Call me a cynic (and many do), but I cannot help wondering if the new recruitment model, which can, at the stroke of a Civil Servant’s keyboard, stop all recruitment into the University route, but keep the channels open to the far less successful School Direct route, which has consistently failed to live up to Minister’s expectations, is a cold and calculated policy to excise universities from having any role in Initial Teacher Education (ITE) other than as a minor partner who can carry the can for any failures.
On November 13th a missive from the NCTL stated that “whilst recruitment is looking healthy – especially in some of the popular subjects such as Physical Education (PE) and Primary – there is no need to panic as we are not close to stopping recruitment just yet.” Fast forward 10 days and PE is now closed to Universities. So much for the reassurances that universities will be told when levels hit 50%, 75% and nearly full in good time to plan.

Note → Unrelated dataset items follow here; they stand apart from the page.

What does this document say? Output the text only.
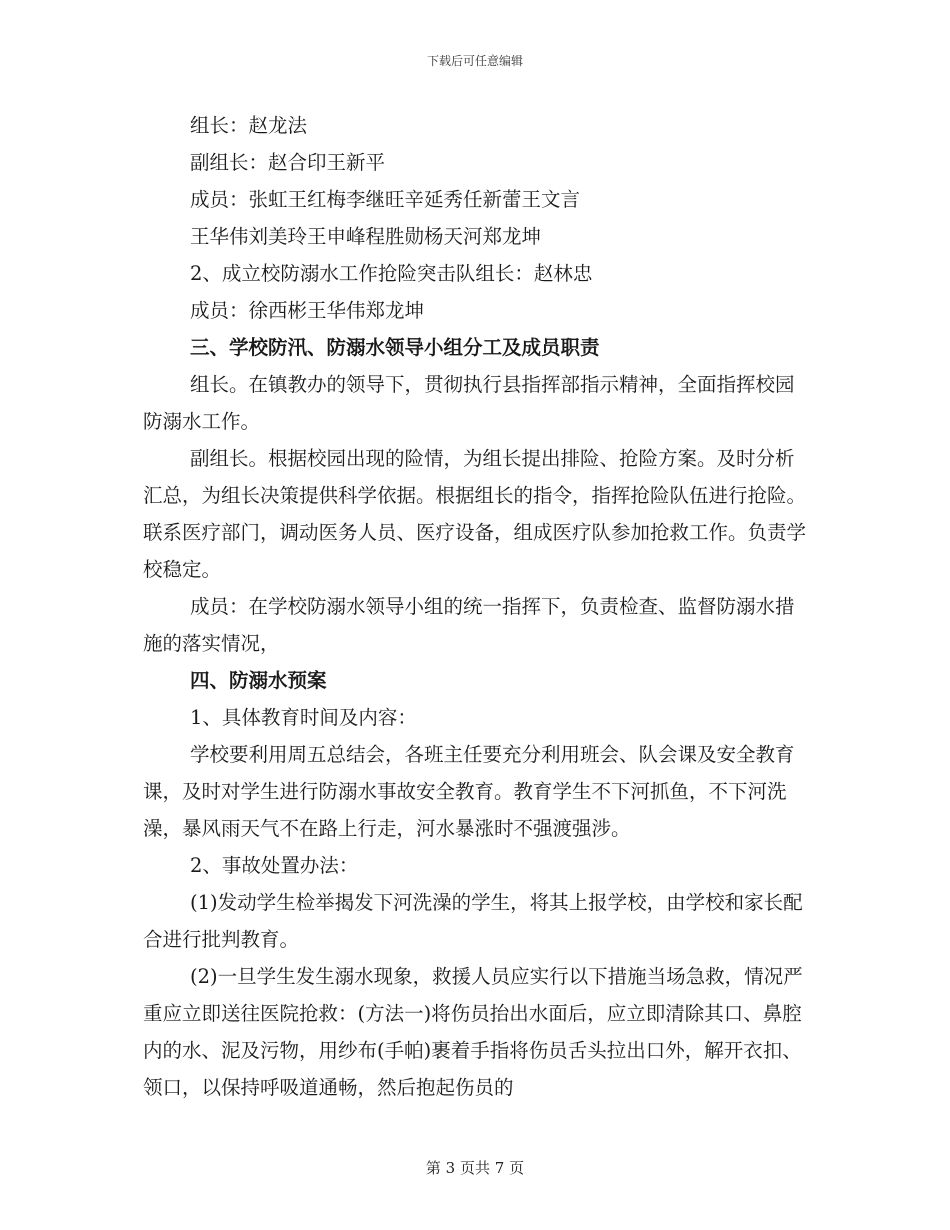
下载后可任意编辑

组长：赵龙法

副组长：赵合印王新平

成员：张虹王红梅李继旺辛延秀任新蕾王文言

王华伟刘美玲王申峰程胜勋杨天河郑龙坤

2、成立校防溺水工作抢险突击队组长：赵林忠

成员：徐西彬王华伟郑龙坤

三、学校防汛、防溺水领导小组分工及成员职责

组长。在镇教办的领导下，贯彻执行县指挥部指示精神，全面指挥校园防溺水工作。

副组长。根据校园出现的险情，为组长提出排险、抢险方案。及时分析汇总，为组长决策提供科学依据。根据组长的指令，指挥抢险队伍进行抢险。联系医疗部门，调动医务人员、医疗设备，组成医疗队参加抢救工作。负责学校稳定。

成员：在学校防溺水领导小组的统一指挥下，负责检查、监督防溺水措施的落实情况，

四、防溺水预案

1、具体教育时间及内容：

学校要利用周五总结会，各班主任要充分利用班会、队会课及安全教育课，及时对学生进行防溺水事故安全教育。教育学生不下河抓鱼，不下河洗澡，暴风雨天气不在路上行走，河水暴涨时不强渡强涉。

2、事故处置办法：

(1)发动学生检举揭发下河洗澡的学生，将其上报学校，由学校和家长配合进行批判教育。

(2)一旦学生发生溺水现象，救援人员应实行以下措施当场急救，情况严重应立即送往医院抢救：(方法一)将伤员抬出水面后，应立即清除其口、鼻腔内的水、泥及污物，用纱布(手帕)裹着手指将伤员舌头拉出口外，解开衣扣、领口，以保持呼吸道通畅，然后抱起伤员的

第 3 页共 7 页
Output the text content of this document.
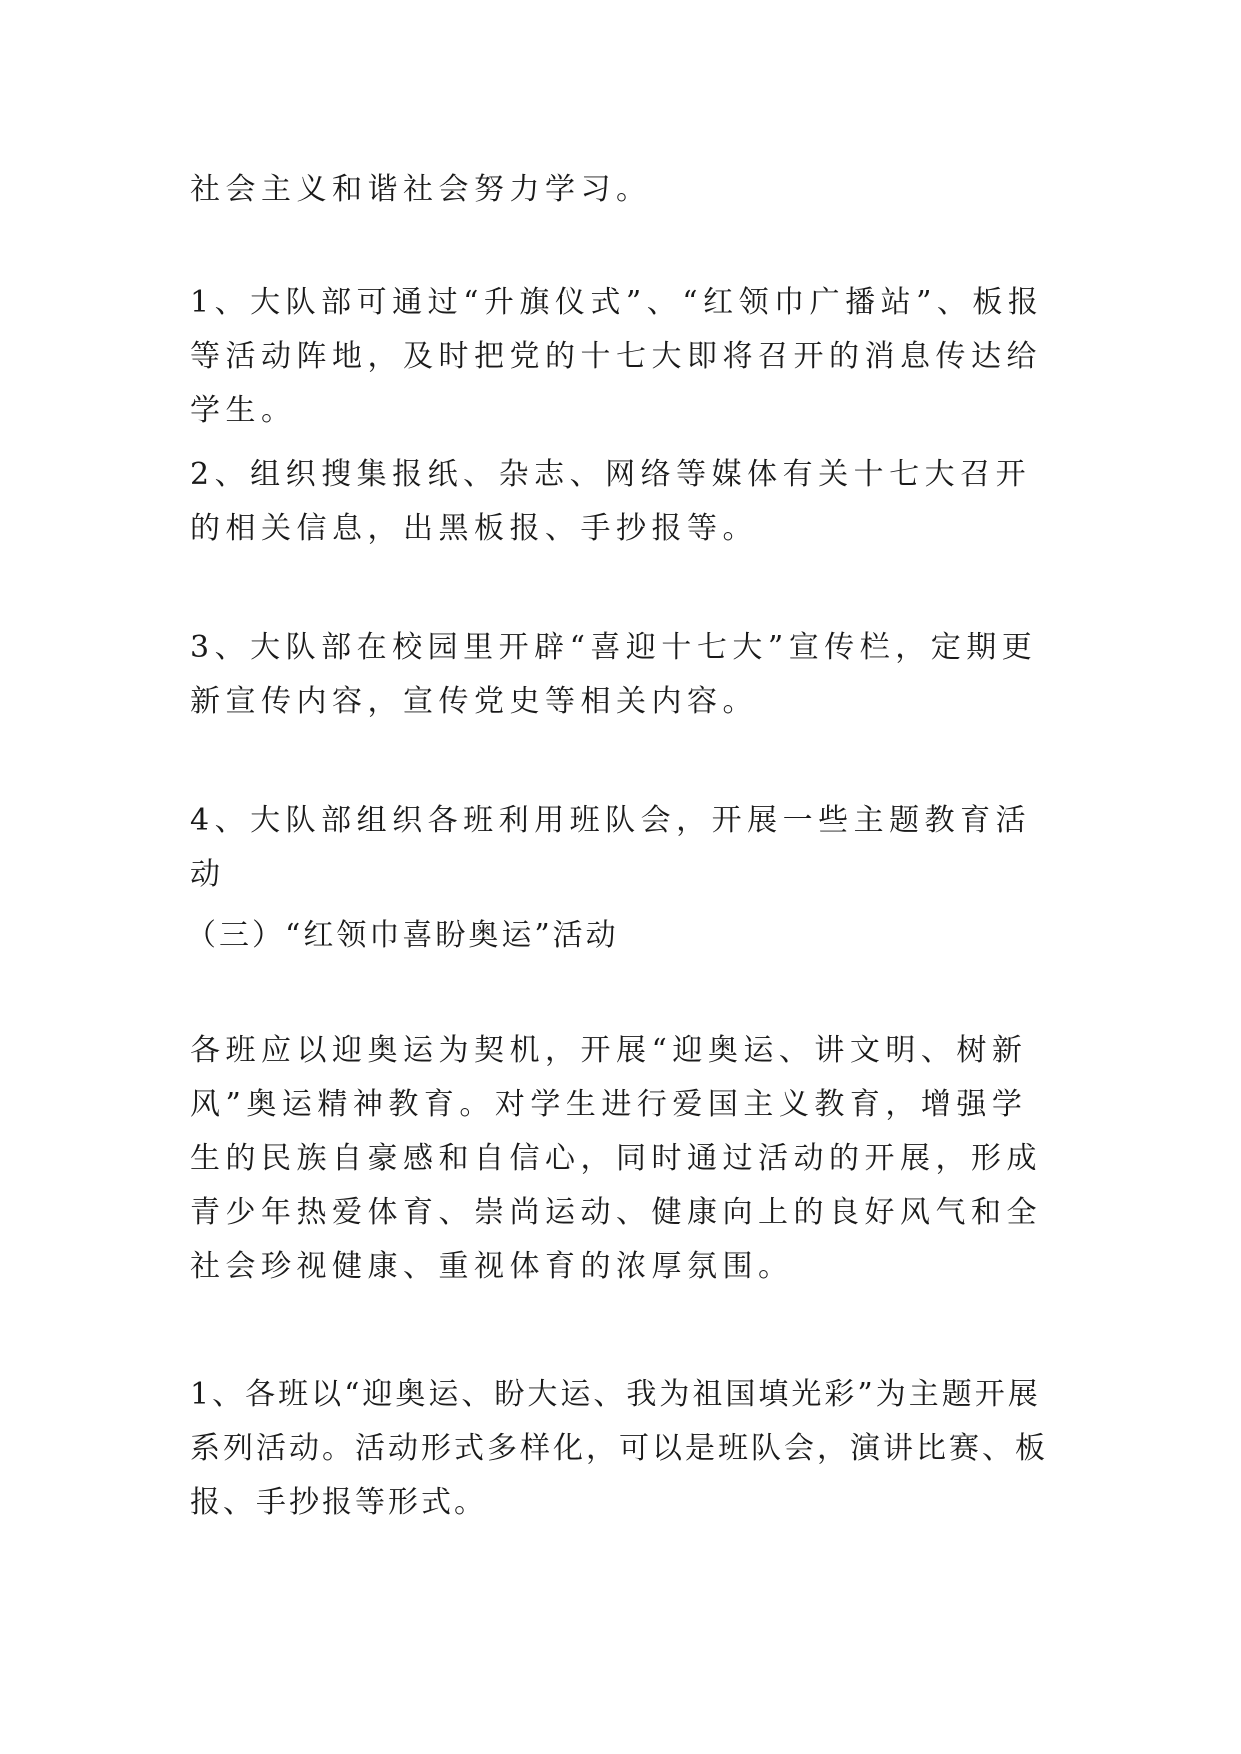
社会主义和谐社会努力学习。

1、大队部可通过“升旗仪式”、“红领巾广播站”、板报等活动阵地，及时把党的十七大即将召开的消息传达给学生。

2、组织搜集报纸、杂志、网络等媒体有关十七大召开的相关信息，出黑板报、手抄报等。

3、大队部在校园里开辟“喜迎十七大”宣传栏，定期更新宣传内容，宣传党史等相关内容。

4、大队部组织各班利用班队会，开展一些主题教育活动

（三）“红领巾喜盼奥运”活动

各班应以迎奥运为契机，开展“迎奥运、讲文明、树新风”奥运精神教育。对学生进行爱国主义教育，增强学生的民族自豪感和自信心，同时通过活动的开展，形成青少年热爱体育、崇尚运动、健康向上的良好风气和全社会珍视健康、重视体育的浓厚氛围。

1、各班以“迎奥运、盼大运、我为祖国填光彩”为主题开展系列活动。活动形式多样化，可以是班队会，演讲比赛、板报、手抄报等形式。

What this current policy will lead to is, potentially, an extremely worrying and damaging situation. Universities will be forced into a recruitment situation where ‘first past the post’ in applications will get the offer of places, rather than what normally happens which is quality over speed of application.
In my mind quality should be at the forefront of any decision to allow entrants to the teaching profession, not how quickly you can get an application into a provider.
The pressure from above in universities will be to recruit first and fast, or your job is on the line. Worry about quality later.
Schools, on the other hand have a luxury – time to reject and look for the best or simply not bother to recruit with no worries or penalties. Even better, universities will now be forced to re-direct applicants to schools as there will be no choice and no way to accept them on a training course.
The government seems to be cutting off the most successful route to teacher recruitment simply to satisfy its desire to brand us all as failures. If our quality in recruitment does go down, the government will simply see this as ‘evidence’ that it was right all along, to shift recruitment to schools. The fact that they have manufactured the evidence with a cynical policy will be ignored.